Fast forward to 1976 when the Penfold Family was sold to Tooth and Co a brewer based in New South Wales, then in 1982 ownership passed to The Adelaide Steamship Company and the Penfolds Brand was merged with Kaiser Stuhl, the term merged gives a warm fuzzy feeling of comradeship and cooperation in the growing of two of the mega companies in the Australian wine industry, however in reality the Penfolds staff really let the Kaiser Stuhl people know this was a takeover not a merger, I know because I worked for Kaiser Stuhl at the time!. In actual fact the two brands actually complimented each other with the premium Penfolds red wines, Minchinbury Champagne (as it was called those days), fortified wines such as Club Port being supported by the Kaiser Stuhl sparkling Summer Wine, four litre casks, flagons and fluffy table wines such as Black Forest Moselle and Gold Medal Rose which were very popular wines.
Soon Wynns Wines were added to the stable along with Seaview, Killawarra and Tollana and once again no sales were affected as it was manageable, the Seaview Champagne was considered a step up from Minchinbury and Killawarra a step up again and the Seaview range of table wines offered outstanding value, overall I reckon the company now had in excess of 40% of the Australian wine market but this was about to change with more takeovers which started to make the customers uncomfortable with dealing with one company who seemed determined to force any competition into the ground.
Seppelt Wines, Lindemans/Leo Buring Wolf Blass Wines were taken over and the company was acquired in 1990 by SA Brewing and subsequently the company divided their business into three separate entities, the brewing assets retained the S.A. Brewing name, the wine assets were named Southcorp Wines and the ‘white goods’ and other manufacturing interests became Southcorp an Australian conglomerate with Rothbury Estate and Rosemount were added, the company should now have control well in excess of 60% of the Australian wine market but was probably closer to 40% and Dean de Bortoli when asked whether the merges affected his business claimed after each takeover his business grew by at least 5%!
In 2005 Southcorp Wines became a part of The Fosters Group and 2011 when it was obvious the match of combining beer and wine wasn’t the marriage that was expected and so in 2011 Fosters demerged the wine operation and it became Treasury Wine Estates (TWE) is headquartered in Melbourne and listed on the stock exchange.

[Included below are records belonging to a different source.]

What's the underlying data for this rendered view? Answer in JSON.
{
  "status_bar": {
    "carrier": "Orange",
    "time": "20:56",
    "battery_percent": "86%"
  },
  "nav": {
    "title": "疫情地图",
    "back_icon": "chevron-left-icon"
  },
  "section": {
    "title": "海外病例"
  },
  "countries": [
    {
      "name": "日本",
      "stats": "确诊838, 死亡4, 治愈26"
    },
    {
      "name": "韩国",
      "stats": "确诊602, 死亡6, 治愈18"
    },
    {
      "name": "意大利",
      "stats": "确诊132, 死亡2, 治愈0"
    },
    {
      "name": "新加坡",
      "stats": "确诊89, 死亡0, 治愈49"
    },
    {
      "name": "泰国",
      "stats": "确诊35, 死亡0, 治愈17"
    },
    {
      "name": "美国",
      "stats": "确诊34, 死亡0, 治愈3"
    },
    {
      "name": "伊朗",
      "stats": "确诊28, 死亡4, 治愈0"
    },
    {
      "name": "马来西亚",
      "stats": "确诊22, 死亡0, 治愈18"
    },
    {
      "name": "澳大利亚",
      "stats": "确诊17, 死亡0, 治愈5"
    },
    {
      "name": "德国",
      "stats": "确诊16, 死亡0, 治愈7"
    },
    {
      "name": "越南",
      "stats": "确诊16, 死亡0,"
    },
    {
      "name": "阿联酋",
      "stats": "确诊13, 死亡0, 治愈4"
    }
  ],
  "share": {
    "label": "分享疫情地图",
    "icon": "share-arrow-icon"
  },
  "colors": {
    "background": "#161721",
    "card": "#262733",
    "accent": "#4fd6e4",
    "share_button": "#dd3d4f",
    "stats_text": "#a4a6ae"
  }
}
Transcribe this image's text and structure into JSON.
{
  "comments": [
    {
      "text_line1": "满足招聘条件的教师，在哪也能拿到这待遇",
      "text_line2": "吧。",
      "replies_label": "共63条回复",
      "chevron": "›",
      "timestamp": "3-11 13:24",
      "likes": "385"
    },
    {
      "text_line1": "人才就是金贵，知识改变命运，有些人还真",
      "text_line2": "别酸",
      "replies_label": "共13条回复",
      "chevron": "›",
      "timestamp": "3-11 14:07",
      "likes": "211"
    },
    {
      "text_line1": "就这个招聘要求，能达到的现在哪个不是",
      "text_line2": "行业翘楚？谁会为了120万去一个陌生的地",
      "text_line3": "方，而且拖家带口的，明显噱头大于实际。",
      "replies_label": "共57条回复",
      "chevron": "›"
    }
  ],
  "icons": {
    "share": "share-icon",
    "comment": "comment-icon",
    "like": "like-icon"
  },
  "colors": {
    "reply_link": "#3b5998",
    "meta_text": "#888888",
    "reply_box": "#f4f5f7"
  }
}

In 2013 Penfolds was awarded “New World Winery of the year” by the American wine industry publication Wine Enthusiast Magazine, in 2016 the Most Admired Wine Brand by Drinks International. In 2017 Penfolds Grange was classified as a First Growth in Liv-ev’s recreation of the Bordeaux 1855 classification and the only Australian winery to receive a perfect 100 points for the Grange 2008 from both The Wine Spectator and Wine Advocate, also Grange 1955 vintage was named one of the top 12 wines of the 20th century by The Wine Spectator what could possible go wrong.?
Treasury Estate Wines certainly suffered badly when the Chinese introduced 250% tariffs on Australian wines but this may be about to change as the Chinese consider removing them, it was reported several years ago Treasury were considering making Penfolds a stand-alone brand because of the profitability of the brand and rumours are circulating that there is about to be a very large product cull at the lower end of their priced products and concentrate on the higher more profitable wines which would improve the bottom line but probably lead to large layoffs and certainly improve the stock market price.
Along the way many of the wines and wineries that ‘merged’ with the company have vanished, Kaiser Stuhl, Tollana, Seaview (apart from the Sparkling wine) most of Seppelts labels, Leo Buring, most of Lindemans brands, and Rosemount is a shell of its former self and Rothbury Estate of Len Evans fame became a restaurant own label wine. After last month’s article on Prosecco it was revealed the Italians are very much trying to close down the Australian version of the product, quite timely don’t you think.